As you can imagine, this is not a 3-minute practice, so I don’t do it every day, but I try to do it once a week for about 20 minutes per scan. The process is very relaxing, so I don’t do it at bedtime because I fall asleep before I finish, every single time. But beyond relaxation, practicing the body scan familiarizes you with your body in a way that we just don’t normally do. How much time have you ever spent thinking about your ankle? Probably none unless it’s in pain. By getting to really know all of your body parts, you enhance your ability to observe them non-judgmentally when you do experience pain. The body scan cultivates a caring and acceptance toward your body and you’ll become more attuned to when something needs to be paid attention to. You’ll also discover areas where you’re holding tension that you might not have noticed otherwise.
We can consider letting go of the expectation that pain will pass when and how we want it to. My knee may be screaming at me in the middle of a walk, but my frustration that it won’t wait until I get home or won’t stop in a few seconds is pretty futile.
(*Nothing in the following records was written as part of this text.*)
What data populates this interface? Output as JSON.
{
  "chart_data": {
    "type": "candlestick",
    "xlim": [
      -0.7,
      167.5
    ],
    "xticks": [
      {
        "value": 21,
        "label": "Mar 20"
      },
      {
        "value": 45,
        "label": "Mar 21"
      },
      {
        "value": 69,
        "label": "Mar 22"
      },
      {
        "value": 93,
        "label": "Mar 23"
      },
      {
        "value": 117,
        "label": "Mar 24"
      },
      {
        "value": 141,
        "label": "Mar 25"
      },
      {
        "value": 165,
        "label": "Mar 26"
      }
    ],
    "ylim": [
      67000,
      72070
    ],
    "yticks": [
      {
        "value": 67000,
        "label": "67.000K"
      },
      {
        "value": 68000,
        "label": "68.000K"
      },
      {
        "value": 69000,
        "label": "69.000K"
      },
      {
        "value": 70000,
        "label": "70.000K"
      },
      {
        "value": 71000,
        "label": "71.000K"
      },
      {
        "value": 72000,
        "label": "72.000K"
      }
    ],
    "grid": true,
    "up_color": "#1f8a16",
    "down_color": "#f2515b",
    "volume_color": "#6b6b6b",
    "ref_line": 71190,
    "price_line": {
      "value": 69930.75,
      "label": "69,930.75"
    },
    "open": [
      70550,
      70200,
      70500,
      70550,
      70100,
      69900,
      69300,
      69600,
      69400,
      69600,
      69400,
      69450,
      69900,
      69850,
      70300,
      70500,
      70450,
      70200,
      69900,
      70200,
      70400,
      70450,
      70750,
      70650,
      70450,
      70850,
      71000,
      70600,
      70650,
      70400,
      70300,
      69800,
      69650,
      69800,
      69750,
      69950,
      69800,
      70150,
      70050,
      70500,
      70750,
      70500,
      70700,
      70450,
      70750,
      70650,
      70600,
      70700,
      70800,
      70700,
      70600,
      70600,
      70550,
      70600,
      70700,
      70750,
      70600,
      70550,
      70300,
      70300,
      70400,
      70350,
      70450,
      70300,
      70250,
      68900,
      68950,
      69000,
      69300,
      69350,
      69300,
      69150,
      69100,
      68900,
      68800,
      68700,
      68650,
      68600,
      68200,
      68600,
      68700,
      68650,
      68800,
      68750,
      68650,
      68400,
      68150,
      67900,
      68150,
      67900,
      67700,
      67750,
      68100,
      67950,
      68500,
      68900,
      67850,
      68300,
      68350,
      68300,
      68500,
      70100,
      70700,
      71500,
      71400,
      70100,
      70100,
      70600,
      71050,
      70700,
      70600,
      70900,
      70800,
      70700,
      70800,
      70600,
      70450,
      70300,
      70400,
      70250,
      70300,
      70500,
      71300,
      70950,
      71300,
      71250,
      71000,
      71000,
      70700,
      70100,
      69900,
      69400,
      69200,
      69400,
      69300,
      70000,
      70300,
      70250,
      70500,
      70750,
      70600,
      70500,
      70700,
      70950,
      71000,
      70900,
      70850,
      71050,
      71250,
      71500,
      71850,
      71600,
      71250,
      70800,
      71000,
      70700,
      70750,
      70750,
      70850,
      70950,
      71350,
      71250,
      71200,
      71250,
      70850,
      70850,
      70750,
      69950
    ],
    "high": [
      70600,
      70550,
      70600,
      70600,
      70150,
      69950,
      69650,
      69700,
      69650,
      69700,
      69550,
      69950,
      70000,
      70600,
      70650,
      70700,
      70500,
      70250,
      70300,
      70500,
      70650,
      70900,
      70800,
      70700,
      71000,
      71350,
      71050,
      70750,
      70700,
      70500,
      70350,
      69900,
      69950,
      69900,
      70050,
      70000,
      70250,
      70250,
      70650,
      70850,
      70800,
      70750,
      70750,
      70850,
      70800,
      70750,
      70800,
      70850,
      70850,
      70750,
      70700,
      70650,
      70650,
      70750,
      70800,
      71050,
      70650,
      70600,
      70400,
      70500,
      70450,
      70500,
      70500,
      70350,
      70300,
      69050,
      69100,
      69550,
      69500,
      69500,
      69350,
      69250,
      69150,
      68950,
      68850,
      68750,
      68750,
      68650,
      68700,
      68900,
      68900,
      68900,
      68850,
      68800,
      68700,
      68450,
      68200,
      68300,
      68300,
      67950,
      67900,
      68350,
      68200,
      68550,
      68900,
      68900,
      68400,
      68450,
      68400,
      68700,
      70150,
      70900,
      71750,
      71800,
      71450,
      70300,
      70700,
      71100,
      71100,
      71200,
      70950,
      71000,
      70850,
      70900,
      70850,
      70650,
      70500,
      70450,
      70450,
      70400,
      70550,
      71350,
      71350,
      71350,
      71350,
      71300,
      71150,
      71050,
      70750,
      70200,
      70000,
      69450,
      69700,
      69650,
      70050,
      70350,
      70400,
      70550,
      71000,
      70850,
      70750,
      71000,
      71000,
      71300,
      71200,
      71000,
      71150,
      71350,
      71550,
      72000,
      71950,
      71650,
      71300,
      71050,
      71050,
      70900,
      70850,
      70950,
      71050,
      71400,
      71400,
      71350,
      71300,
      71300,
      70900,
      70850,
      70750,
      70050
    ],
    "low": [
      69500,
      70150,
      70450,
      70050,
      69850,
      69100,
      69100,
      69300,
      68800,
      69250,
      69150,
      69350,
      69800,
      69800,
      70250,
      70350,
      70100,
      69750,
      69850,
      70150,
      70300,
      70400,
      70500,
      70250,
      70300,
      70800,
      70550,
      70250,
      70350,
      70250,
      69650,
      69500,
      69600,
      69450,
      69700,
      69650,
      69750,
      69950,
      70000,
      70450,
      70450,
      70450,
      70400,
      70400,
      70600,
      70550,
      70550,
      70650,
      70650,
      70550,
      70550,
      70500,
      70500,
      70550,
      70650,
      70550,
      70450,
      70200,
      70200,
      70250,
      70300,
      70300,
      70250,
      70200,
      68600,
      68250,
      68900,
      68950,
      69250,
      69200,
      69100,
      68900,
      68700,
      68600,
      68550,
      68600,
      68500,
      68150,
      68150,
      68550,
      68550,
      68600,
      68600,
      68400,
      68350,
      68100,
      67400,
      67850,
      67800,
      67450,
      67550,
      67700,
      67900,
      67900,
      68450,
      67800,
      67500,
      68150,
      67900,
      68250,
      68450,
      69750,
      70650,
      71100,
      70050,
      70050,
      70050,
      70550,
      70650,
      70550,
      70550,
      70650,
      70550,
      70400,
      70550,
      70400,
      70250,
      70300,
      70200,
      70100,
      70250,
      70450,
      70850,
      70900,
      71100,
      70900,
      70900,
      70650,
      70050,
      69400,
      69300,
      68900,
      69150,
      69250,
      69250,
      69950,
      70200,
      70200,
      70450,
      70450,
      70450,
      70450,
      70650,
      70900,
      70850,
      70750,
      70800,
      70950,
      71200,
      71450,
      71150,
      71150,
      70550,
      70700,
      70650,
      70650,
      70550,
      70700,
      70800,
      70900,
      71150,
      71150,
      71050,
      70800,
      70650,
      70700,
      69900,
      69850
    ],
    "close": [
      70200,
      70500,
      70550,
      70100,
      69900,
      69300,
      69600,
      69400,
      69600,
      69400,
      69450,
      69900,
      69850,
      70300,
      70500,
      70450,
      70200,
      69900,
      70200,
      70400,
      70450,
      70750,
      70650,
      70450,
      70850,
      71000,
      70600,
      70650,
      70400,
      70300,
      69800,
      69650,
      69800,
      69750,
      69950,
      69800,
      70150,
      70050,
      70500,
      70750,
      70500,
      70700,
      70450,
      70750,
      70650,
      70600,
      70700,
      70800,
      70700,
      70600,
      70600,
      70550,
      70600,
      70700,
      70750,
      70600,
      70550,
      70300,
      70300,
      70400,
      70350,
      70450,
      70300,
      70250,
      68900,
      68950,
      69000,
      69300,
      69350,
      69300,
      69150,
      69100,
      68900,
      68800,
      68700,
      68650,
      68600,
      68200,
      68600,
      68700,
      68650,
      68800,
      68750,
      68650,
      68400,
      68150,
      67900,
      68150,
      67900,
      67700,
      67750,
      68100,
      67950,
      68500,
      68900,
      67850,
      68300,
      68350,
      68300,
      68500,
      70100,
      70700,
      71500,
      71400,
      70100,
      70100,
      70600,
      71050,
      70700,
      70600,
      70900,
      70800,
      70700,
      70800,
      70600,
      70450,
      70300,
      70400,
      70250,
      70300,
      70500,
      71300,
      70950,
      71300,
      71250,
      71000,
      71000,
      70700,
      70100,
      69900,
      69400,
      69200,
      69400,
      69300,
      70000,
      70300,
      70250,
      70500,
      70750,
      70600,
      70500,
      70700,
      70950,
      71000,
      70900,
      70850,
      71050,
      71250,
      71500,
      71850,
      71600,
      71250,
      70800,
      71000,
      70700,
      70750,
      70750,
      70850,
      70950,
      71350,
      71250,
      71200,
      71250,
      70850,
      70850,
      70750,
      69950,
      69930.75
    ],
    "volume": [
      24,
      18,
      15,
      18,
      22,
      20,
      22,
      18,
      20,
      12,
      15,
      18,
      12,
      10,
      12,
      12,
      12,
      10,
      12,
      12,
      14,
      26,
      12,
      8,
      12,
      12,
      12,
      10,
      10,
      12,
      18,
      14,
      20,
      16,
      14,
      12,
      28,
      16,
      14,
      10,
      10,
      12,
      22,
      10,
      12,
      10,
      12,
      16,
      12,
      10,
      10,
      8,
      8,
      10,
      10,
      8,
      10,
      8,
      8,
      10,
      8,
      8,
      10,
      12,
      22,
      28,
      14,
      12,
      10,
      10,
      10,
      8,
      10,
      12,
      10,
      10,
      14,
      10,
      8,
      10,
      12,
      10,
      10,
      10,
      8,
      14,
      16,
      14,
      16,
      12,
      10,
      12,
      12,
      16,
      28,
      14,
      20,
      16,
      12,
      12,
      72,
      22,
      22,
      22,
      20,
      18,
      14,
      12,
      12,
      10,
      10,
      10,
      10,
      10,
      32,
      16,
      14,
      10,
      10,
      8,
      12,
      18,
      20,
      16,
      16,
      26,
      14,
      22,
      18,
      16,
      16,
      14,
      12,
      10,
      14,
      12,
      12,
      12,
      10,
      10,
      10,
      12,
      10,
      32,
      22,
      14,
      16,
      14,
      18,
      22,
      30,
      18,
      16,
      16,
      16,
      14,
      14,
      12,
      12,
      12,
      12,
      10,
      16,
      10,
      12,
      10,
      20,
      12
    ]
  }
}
It does what it needs to do. That pain is probably caused by inflammation which is my body’s way of protecting the joint itself, so accepting the pain for what it is and recognizing that it is serving a purpose helps me avoid resistance and judgment.
It may seem counterintuitive but keep active if you’re able. I may have to shorten my walk, but a short walk is better than no walk. On days where my hips or knees just do not cooperate, I can consider working out my arms or focus on stretching. And on really bad days where my body tells me physical activity is just plain out of the question, I switch to something enjoyable, like reading or watching a favorite show, or something educational so that I’m working out my brain muscle. I think it’s important to try to do something other than crawl under the covers because I then risk increasing emotional pain. The physical pain’s quite enough on those days, so no need to add any other pain. If you’re really struggling though, pause, get centered and then ask yourself, “what do I need most in this moment?” It may be bed or it may be to call a doctor or it may be to sit outside in the sun. The key is to listen to yourself and respond.
We’re better able to accept and process our pain if we already have a regular self-care routine. Eating a healthy diet, at least most of the time, getting plenty of sleep so our immune system is in top form, getting daily movement, and maintaining a network of family or friends all contribute to calmness and clarity even when pain erupts. When in pain, it’s tempting to crack open the Ben and Jerry’s and plop on the couch, but that’s probably not what would best serve your system or the pain, so try to stick with your self-care routine, even when pain feels disruptive.
Finally, don’t forget to breathe. That tensing up I mentioned earlier includes the breath. We frequently hold our breath when hit with a sharp pain for example, so remember to take deep, slow breaths if you’re hurting. Remember to make the outbreath about twice as long as the inbreath to turn on the relaxation response which will further support you in dealing with the pain at hand.
Buddha said, "Pain is inevitable, suffering is optional.” I’m not sure we can avoid all suffering but we can certainly practice mindfulness to minimize it. We can start by understanding that healing means to make sound or return to health and we can do that by restoring balance to mind and body through curiosity, non-judgment and acceptance. Are you ready to explore your pain through a mindful perspective?